Middle of the World conveys a perhaps unavoidable ambivalence about Brazil – on the one hand sweeping beauty and passion and pride; on the other poverty and danger. The former generally carries more weight here though, which is why some might think the film a bit soft (as much Middle of the Road as of the World). A youngish couple and their five children cycle across the country to Rio de Janeiro in search of work, stopping at way stations, sometimes picking up a little money by singing and doing odd jobs, often going hungry. The eldest son is on the verge of going his own way; the father tries to assert his authority and keep his dignity even under these parched circumstances; the mother can hardly bear it, but keeps going.

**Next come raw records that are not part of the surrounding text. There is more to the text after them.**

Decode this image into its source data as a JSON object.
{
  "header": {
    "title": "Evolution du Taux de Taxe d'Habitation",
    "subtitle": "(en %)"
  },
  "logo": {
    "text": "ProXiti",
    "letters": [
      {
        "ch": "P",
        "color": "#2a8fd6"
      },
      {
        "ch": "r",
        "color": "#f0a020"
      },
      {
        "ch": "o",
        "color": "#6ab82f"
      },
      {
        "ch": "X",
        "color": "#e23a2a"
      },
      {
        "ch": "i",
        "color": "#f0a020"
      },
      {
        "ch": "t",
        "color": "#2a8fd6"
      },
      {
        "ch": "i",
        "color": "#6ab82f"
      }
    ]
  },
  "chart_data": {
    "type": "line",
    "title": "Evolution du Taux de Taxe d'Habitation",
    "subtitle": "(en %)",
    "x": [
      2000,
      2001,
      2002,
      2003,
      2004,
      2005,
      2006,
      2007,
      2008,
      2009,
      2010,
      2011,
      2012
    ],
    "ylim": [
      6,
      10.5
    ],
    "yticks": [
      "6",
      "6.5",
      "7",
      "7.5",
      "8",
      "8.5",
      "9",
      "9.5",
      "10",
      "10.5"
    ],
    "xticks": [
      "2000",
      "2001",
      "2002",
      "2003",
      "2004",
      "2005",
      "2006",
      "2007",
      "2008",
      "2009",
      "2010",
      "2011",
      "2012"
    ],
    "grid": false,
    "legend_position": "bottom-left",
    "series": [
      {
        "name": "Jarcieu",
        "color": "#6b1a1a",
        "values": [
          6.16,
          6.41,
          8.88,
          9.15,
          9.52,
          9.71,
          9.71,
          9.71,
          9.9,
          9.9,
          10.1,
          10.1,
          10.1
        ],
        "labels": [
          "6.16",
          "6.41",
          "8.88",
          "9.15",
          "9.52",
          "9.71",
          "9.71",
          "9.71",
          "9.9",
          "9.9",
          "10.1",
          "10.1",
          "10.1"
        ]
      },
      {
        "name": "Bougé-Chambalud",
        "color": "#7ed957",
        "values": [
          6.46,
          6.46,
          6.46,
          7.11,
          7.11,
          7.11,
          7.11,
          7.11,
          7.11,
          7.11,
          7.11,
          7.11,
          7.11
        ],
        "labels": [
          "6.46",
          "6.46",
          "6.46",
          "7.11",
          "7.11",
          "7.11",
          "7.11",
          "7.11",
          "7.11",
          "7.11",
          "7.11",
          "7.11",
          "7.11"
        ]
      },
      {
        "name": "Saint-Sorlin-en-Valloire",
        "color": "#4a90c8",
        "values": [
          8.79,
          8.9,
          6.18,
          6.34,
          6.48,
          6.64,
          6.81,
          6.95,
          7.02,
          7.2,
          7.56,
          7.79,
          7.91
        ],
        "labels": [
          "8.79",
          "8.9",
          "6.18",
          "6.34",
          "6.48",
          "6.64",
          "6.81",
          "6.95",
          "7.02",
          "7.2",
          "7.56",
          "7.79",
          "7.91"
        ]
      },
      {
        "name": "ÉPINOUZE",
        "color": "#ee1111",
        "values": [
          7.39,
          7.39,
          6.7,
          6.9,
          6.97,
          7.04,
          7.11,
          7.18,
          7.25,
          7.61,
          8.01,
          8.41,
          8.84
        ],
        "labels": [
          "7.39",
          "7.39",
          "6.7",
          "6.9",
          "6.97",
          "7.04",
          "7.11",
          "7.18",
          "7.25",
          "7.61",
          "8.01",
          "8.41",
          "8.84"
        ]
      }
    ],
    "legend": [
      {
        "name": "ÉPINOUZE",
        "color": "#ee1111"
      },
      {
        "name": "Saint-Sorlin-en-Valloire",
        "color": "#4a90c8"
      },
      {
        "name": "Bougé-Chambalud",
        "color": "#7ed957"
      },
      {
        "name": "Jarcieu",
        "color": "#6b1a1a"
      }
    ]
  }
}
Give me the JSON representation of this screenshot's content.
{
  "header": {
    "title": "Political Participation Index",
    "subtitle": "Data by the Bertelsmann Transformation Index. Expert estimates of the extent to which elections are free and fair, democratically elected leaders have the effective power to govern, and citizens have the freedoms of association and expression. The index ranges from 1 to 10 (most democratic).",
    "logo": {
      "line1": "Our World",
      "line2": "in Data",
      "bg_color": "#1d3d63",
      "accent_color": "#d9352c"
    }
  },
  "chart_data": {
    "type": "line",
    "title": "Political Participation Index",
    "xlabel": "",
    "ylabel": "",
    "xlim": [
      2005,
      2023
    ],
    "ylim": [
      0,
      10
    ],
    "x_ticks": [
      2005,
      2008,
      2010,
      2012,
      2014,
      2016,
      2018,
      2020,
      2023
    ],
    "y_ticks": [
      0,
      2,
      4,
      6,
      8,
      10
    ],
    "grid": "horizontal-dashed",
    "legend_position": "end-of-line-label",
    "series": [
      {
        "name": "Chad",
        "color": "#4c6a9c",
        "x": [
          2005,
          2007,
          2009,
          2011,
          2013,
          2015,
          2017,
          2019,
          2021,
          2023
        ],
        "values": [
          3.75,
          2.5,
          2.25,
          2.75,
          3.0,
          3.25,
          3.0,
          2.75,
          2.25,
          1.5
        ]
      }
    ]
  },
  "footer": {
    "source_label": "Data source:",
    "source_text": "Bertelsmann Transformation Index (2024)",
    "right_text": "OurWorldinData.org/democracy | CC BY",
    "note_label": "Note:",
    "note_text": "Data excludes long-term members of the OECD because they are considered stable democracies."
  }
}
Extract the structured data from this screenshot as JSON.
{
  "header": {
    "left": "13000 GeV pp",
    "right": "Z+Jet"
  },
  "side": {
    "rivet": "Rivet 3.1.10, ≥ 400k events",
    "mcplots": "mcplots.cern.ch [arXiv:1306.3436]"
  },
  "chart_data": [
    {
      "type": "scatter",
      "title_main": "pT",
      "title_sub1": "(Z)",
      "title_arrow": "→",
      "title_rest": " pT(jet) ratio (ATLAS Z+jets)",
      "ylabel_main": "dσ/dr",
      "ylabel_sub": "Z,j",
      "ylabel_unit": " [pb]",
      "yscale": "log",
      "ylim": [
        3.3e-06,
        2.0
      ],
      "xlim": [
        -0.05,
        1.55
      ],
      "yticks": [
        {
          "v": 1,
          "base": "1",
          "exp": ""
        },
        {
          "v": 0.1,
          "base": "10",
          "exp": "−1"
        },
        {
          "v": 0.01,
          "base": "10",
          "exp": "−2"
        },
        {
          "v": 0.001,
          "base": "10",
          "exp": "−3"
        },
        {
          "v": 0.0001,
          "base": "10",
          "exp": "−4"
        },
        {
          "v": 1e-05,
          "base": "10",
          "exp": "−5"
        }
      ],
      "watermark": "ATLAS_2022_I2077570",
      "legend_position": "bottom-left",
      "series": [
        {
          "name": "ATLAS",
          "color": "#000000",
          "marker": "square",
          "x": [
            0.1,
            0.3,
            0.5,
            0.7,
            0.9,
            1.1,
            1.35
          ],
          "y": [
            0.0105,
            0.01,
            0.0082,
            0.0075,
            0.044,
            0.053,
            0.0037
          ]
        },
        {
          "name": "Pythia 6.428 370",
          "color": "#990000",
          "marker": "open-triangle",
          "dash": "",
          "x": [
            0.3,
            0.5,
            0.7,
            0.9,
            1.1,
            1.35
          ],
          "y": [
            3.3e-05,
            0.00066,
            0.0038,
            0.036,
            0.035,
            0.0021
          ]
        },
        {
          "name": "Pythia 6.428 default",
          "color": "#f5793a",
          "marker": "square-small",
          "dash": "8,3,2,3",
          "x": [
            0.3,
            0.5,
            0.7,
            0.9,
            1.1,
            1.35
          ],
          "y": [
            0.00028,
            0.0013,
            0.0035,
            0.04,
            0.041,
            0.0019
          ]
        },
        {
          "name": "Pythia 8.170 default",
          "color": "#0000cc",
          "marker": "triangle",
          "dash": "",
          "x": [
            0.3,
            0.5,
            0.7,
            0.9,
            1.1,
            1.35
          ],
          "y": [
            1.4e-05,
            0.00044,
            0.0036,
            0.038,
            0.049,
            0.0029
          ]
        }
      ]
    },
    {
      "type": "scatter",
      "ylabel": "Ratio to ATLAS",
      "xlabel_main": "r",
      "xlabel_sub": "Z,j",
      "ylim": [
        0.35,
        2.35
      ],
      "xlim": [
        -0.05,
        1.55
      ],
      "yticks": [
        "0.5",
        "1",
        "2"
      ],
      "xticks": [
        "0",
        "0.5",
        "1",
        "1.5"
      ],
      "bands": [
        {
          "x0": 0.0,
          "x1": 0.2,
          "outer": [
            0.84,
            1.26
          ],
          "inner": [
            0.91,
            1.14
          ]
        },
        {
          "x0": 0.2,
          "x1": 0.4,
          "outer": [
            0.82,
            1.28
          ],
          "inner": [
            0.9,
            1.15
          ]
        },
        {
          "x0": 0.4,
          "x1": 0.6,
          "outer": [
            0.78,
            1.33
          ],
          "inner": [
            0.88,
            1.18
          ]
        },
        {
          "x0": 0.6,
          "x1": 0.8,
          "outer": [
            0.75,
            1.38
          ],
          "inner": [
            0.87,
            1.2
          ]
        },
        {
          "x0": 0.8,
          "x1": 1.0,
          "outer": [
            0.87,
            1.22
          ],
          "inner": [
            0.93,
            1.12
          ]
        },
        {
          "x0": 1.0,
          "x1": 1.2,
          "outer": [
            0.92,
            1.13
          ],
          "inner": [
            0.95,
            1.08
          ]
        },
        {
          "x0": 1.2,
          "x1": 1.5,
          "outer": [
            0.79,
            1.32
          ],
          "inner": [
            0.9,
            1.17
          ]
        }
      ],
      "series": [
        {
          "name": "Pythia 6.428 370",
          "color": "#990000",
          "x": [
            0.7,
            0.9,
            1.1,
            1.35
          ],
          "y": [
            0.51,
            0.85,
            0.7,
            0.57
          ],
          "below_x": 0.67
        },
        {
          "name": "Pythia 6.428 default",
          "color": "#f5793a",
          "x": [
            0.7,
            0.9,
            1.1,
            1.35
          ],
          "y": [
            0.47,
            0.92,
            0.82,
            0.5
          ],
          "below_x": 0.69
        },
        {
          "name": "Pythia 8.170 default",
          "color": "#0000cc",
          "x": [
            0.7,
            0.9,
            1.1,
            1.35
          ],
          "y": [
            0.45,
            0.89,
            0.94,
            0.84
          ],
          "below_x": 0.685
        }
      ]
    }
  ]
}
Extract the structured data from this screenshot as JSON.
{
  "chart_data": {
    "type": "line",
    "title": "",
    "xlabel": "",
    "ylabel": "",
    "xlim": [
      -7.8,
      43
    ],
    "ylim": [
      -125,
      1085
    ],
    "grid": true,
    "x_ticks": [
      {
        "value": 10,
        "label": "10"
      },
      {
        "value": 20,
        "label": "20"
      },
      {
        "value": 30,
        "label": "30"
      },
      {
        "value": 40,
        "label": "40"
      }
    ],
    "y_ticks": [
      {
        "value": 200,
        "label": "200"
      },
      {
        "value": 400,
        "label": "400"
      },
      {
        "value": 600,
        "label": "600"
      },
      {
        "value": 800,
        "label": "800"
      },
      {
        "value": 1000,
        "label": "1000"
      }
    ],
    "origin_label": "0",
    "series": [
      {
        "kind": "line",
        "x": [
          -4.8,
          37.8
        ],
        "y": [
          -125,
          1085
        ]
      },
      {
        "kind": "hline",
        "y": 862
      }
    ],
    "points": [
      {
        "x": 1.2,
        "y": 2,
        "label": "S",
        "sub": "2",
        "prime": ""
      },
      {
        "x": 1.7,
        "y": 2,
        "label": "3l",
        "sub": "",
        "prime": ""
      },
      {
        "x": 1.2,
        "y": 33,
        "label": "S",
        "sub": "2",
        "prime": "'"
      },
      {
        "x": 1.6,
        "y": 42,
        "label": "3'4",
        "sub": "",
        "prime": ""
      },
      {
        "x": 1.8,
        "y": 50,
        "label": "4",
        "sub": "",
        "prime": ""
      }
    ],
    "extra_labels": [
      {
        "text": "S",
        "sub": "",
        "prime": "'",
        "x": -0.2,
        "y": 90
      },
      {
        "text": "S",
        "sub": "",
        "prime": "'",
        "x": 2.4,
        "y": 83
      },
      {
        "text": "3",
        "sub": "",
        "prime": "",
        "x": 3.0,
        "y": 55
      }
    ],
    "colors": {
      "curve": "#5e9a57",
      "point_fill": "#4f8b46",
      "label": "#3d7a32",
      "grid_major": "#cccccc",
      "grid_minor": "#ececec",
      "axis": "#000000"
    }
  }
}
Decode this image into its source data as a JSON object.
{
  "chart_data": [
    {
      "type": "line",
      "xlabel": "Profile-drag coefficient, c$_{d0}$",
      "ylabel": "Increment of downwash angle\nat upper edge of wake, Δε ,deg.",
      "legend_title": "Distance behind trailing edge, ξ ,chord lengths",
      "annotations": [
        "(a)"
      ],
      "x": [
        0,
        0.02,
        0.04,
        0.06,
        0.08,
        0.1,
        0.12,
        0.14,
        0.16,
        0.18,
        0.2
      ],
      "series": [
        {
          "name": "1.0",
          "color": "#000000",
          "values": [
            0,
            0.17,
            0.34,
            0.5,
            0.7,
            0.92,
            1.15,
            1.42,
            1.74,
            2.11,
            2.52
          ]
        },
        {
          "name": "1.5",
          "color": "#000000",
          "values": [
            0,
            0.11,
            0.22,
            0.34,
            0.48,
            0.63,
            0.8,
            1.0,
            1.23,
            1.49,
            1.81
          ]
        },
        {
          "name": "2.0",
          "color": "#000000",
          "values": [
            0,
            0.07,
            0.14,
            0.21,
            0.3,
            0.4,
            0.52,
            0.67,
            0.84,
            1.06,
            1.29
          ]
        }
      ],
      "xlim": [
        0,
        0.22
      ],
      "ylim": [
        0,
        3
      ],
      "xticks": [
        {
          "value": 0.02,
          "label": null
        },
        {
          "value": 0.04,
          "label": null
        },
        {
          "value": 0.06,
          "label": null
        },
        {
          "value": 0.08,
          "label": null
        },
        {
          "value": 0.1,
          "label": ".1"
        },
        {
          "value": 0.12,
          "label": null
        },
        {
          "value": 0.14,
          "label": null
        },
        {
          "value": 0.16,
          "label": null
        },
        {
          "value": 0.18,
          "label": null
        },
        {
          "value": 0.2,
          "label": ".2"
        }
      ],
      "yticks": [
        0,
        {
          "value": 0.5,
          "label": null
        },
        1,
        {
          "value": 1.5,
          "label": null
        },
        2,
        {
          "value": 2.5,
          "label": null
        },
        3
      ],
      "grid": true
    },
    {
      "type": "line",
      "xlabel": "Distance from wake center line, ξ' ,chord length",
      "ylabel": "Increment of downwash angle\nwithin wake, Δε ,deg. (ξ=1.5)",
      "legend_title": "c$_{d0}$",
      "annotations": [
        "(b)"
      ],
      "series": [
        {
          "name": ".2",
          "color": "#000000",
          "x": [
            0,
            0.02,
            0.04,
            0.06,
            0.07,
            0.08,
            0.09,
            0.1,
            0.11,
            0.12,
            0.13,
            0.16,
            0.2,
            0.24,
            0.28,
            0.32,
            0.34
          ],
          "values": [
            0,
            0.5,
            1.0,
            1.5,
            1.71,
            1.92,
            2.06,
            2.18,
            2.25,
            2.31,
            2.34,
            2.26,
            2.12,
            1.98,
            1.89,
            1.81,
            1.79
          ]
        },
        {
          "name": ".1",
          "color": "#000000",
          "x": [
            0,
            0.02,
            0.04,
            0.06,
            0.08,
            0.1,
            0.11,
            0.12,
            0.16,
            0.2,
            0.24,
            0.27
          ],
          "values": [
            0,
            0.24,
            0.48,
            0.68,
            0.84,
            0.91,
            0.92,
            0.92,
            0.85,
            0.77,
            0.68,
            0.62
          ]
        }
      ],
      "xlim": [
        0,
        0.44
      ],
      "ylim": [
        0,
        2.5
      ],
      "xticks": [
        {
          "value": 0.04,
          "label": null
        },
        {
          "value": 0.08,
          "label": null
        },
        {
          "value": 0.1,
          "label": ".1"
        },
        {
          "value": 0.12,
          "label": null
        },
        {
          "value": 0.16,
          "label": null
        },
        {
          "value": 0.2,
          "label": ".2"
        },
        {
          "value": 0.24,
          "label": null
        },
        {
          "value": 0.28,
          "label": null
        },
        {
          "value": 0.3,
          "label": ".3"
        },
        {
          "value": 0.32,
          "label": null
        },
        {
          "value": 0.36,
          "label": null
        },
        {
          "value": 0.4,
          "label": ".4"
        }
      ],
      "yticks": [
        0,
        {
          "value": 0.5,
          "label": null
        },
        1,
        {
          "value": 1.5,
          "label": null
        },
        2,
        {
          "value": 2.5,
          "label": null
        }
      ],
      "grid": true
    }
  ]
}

It's a vivid, fluent film, packing a wealth of mood and incident into its concise 90 minutes. Ultimately, it’s more a travelogue than anything else – the ending is conventional, and the overall impression modest. You don’t feel the hunger and the weariness of their long trip as keenly as you experience the momentary pleasures of spontaneous music, or an encounter with some quirky character they meet along the way. But it’s a pleasant counterbalance to the scathing vision of City of God (not that I’m saying a counterbalance was necessarily required).

Code 46 (Michael Winterbottom)
Winterbottom had two new films at this year’s festival: In this World, a documentary-style examination of Afghan refugees, and Code 46, an enigmatic futuristic semi-thriller. In the last few years he’s also covered war (Welcome to Sarajevo), Westerns (The Claim), social drama (Wonderland), and an archaeology job on early 80s British rock (24 Hour Party People). Most of these played at the festival too. Only Party People feels at all vital, like a film that he made because he just had to. Usually, his eclecticism and speed seem like an end in themselves, as if his career amounted to some kind of contest entry (he’d be a good foe for Lars von Trier in round two of The Five Obstructions). Unfortunately, I don’t know of anyone who’s particularly excited by this, except apparently for festival programmers.

I didn’t see In this World, but Code 46 (which somehow snagged a gala spot) epitomizes what I’m talking about. It’s set in Shanghai, in one of those budget-friendly futuristic environments that looks pretty much like the present day, with a few bits of high-tech gloss and hints of Big Brother. It’s a more homogenized world too, at least in the major cities; traditional culture has largely been pushed into what’s called “outside.” None of this is particularly original or bracing, and the plot resembles a deadened distillation of elements from Minority Report, Gattaca, Wim Wenders’ Until the End of the World, and others. It stars Tim Robbins as an investigator who can read minds by virtue of an “empathy virus” he’s ingested, and Samantha Morton as the quarry he falls in love with. The overall arc is one of tragic romance, of humanity trying to assert itself against increasing constraints. That reminds me of a lot of movies too.


I might have felt unusually distanced from the movie because I had to watch it from the mezzanine at Roy Thomson Hall – a location I detest. I can’t get wrapped up in an image that seems so far away – it’s like staring into the bottom of a bucket (my preferred spot is right up front in the second or third row, where it’s just you and the looming screen). Code 46’s forensic air probably suffered from this handicap more than a more exuberant movie might have done, so I feel obliged to make this full disclosure. That said, I’m still pretty confident the film doesn’t amount to much. Oh well, maybe next year’s pair of Winterbottom movies will be stronger.